Mea Culpa on Climate
Jan 12, 2025
By Phyllis Chesler
Dear Readers:
I've just asked a major scientist and a physician about climate change. The answers were that the phenomenon is all too real; that we can never attribute a particular event, such as the tragic Los Angeles fire, as having been caused by "global warming;" It is a fact that carbon emissions have raised the earth's temperature and have thus, increased the possibilities of disastrous "natural" events happening more rapidly than ever before. When the volcano in Iceland errupted it lowered temperatures--do we want to manipulate such eruptions? Scientists are working ways to slow down the apparently escalating pace of wind-driven fires, hurricanes, tornadoes, storms, etc. But, doomsayers aside, it is not too late to turn the tide, so to speak.
A very informed and rather passionate environmentalist reader of mine asked me to "expand my mind" and to read the critiques of Drs. Lindzen et al--and then she sent me five sites to visit. She was afraid that if I doubted the reality of climate change it might render my other work "suspect." I thanked her.

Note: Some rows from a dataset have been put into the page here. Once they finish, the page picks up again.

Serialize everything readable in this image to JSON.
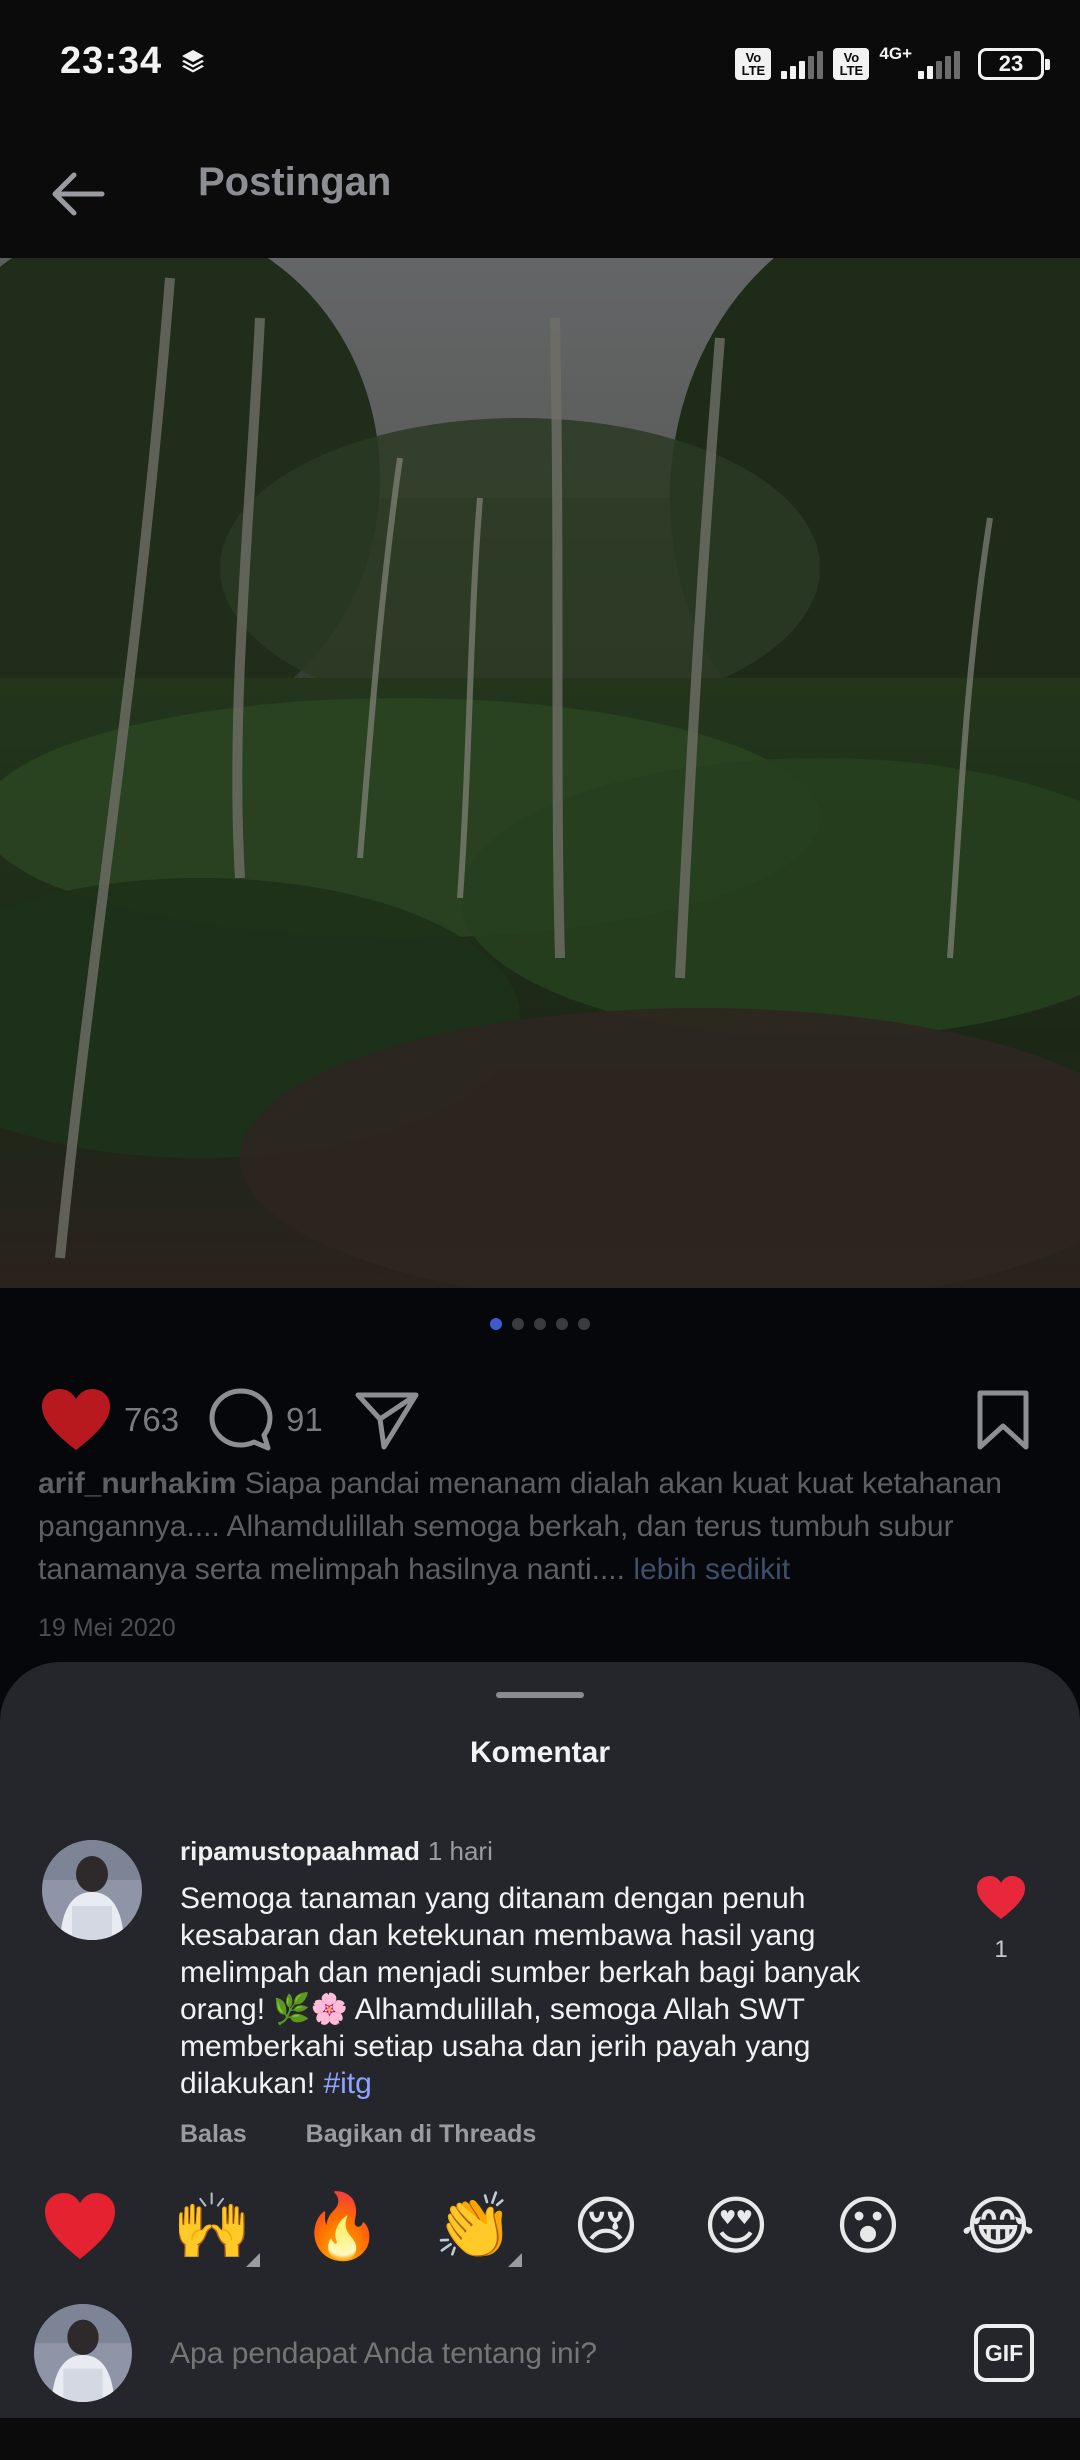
{
  "status_bar": {
    "time": "23:34",
    "volte_label": "Vo LTE",
    "network": "4G+",
    "battery": "23"
  },
  "header": {
    "title": "Postingan",
    "back_icon": "arrow-left-icon"
  },
  "carousel": {
    "total_slides": 5,
    "active_slide": 1
  },
  "actions": {
    "likes": "763",
    "comments": "91",
    "like_color": "#b8191f",
    "icons": [
      "heart-icon",
      "comment-icon",
      "share-icon",
      "bookmark-icon"
    ]
  },
  "caption": {
    "username": "arif_nurhakim",
    "text": "Siapa pandai menanam dialah akan kuat kuat ketahanan pangannya.... Alhamdulillah semoga berkah, dan terus tumbuh subur tanamanya serta melimpah hasilnya nanti....",
    "more": "lebih sedikit",
    "date": "19 Mei 2020"
  },
  "comments_sheet": {
    "title": "Komentar",
    "comment": {
      "username": "ripamustopaahmad",
      "time": "1 hari",
      "text": "Semoga tanaman yang ditanam dengan penuh kesabaran dan ketekunan membawa hasil yang melimpah dan menjadi sumber berkah bagi banyak orang! 🌿🌸 Alhamdulillah, semoga Allah SWT memberkahi setiap usaha dan jerih payah yang dilakukan!",
      "hashtag": "#itg",
      "like_count": "1",
      "reply": "Balas",
      "share": "Bagikan di Threads"
    },
    "reactions": [
      "❤️",
      "🙌",
      "🔥",
      "👏",
      "😢",
      "😍",
      "😮",
      "😂"
    ],
    "composer": {
      "placeholder": "Apa pendapat Anda tentang ini?",
      "gif_label": "GIF"
    }
  }
}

I am not a scientist and I do not have the time or the scientific knowledge to educate myself sufficiently on this issue. However, I stand corrected. Carbon emissions have warmed the planet. The highest offender by far is China. America is next. Electric cars--for short distances; sure. But how do scientists solve the fires created when their lithium batteries explode due to flooding or to something else. Please don't ask me. But my mind is more open to the science involved in the Great Debate.